Until recently, there are few effective treatment options for patients with synchronous metastatic phaeochromocytoma (PHEO) and paraganglioma (PGL). Surgical resection may improve the survival outcomes of these patients. To assess the role of surgical resection of the primary tumour in patients with synchronous metastatic PHEO and PGL. Retrospective analysis of patients with synchronous metastatic PHEO/PGL using the Surveillance, Epidemiology, and End Results database (1988-2016). Patients with synchronous metastatic PHEO/PGL who underwent primary tumour resection. Overall survival and Cox regression analyses. A total of 99 patients with metastatic PHEO and 127 metastatic PGL patients were identified from the SEER database.
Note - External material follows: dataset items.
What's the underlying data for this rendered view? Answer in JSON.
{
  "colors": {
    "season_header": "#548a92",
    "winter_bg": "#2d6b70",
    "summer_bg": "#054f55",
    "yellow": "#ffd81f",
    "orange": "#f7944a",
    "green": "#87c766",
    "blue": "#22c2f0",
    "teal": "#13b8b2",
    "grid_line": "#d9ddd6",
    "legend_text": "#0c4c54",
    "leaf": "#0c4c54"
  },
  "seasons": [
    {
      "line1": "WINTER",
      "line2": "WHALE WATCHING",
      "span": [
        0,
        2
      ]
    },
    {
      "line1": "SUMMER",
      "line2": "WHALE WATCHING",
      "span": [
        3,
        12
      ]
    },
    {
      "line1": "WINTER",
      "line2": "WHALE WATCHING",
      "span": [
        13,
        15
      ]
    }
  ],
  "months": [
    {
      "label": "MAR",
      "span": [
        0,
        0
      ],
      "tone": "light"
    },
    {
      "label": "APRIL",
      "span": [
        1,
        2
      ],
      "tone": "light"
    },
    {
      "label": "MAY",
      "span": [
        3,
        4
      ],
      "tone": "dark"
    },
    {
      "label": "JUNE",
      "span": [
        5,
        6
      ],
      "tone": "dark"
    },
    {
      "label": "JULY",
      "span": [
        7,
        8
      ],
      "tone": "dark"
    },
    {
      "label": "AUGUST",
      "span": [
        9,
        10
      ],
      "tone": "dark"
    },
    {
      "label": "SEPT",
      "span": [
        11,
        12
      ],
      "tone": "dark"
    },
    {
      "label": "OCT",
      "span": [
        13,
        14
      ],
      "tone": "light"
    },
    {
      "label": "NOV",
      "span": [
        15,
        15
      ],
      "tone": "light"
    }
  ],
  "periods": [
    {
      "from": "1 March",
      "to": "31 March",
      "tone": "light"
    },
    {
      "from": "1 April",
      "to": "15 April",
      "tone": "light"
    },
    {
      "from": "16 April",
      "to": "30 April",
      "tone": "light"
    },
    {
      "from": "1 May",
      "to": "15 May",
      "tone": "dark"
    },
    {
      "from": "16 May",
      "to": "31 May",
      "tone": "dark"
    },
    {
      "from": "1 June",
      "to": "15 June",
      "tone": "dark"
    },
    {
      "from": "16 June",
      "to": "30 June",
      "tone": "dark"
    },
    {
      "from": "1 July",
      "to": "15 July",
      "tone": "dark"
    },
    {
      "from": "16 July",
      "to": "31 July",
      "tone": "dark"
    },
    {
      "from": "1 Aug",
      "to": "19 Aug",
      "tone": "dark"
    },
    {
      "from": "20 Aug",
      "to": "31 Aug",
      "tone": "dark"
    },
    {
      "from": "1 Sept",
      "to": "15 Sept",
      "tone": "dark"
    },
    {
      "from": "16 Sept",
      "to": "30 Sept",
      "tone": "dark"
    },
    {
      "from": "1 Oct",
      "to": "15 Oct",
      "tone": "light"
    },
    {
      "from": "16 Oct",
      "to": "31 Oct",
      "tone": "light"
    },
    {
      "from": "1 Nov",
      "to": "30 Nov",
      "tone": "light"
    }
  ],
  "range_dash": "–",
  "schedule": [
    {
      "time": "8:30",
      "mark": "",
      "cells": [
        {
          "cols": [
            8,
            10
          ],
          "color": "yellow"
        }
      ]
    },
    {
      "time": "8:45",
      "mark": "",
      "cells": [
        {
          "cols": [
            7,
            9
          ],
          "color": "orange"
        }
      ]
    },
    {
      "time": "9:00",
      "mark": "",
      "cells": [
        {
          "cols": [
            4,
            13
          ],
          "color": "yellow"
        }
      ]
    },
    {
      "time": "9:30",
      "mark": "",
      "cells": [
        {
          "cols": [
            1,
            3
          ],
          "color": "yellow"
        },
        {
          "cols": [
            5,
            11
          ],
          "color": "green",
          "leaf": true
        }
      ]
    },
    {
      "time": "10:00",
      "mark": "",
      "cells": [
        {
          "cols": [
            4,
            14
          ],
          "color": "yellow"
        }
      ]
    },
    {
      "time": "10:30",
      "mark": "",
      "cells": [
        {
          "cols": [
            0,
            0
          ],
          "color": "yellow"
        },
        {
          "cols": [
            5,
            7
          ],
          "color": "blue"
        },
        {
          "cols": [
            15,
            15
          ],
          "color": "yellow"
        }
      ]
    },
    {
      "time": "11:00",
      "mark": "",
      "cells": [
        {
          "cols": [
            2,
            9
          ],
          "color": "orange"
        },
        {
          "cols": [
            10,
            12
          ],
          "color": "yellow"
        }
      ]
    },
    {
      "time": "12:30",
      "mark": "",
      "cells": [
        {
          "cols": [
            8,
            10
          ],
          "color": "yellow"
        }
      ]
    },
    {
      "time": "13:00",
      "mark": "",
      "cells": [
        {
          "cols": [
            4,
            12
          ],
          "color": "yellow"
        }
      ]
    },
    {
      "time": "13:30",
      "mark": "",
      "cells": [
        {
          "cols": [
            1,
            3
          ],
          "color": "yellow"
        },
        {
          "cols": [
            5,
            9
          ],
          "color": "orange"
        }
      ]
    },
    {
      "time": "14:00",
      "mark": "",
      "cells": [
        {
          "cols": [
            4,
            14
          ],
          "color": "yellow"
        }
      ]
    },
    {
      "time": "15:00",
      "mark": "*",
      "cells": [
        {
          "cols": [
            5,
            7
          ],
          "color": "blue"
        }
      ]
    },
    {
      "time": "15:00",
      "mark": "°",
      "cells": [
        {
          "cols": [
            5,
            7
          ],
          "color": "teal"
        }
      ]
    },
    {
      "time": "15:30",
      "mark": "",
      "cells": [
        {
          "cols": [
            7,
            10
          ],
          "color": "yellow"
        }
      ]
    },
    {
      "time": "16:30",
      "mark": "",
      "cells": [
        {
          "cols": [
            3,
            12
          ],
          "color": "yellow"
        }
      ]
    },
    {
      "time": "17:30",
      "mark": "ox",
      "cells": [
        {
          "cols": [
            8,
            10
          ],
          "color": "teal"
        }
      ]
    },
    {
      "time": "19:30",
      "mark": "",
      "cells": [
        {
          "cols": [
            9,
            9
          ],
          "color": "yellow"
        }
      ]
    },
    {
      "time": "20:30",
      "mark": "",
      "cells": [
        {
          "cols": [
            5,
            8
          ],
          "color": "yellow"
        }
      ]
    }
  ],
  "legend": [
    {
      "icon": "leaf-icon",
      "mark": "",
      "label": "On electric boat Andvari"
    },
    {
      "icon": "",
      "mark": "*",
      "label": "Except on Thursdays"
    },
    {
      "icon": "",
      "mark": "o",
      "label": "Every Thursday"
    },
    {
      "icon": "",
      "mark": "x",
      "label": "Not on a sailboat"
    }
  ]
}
Compared to metastatic PHEO, metastatic PGL patients had a better overall survival (5-year survival rate: 33.3% vs. 49.0%, p=.001). In metastatic PHEO patients, 53 (53.5%) patients underwent surgery for primary site. Surgically treated patients had an improved survival compared to non-surgery patients (5-year survival rate: 50.9% vs. 29.6%, p=.017). Among metastatic PGL patients, primary tumour resection was performed in 74 (58.3%) patients and had no significant effect on the survival of metastatic PGL. In sub-analyses, surgery only conferred a survival benefit in patients with primary tumours originated from aortic/carotid bodies, rather than other sites or abdominal tumours. Our findings suggest that primary tumour resection is associated with improved survival in patients with synchronous metastatic PHEO and those with PGL diseases located in aortic/carotid bodies. In addition, PHEO and PGL should be treated as two distinct clinical entities.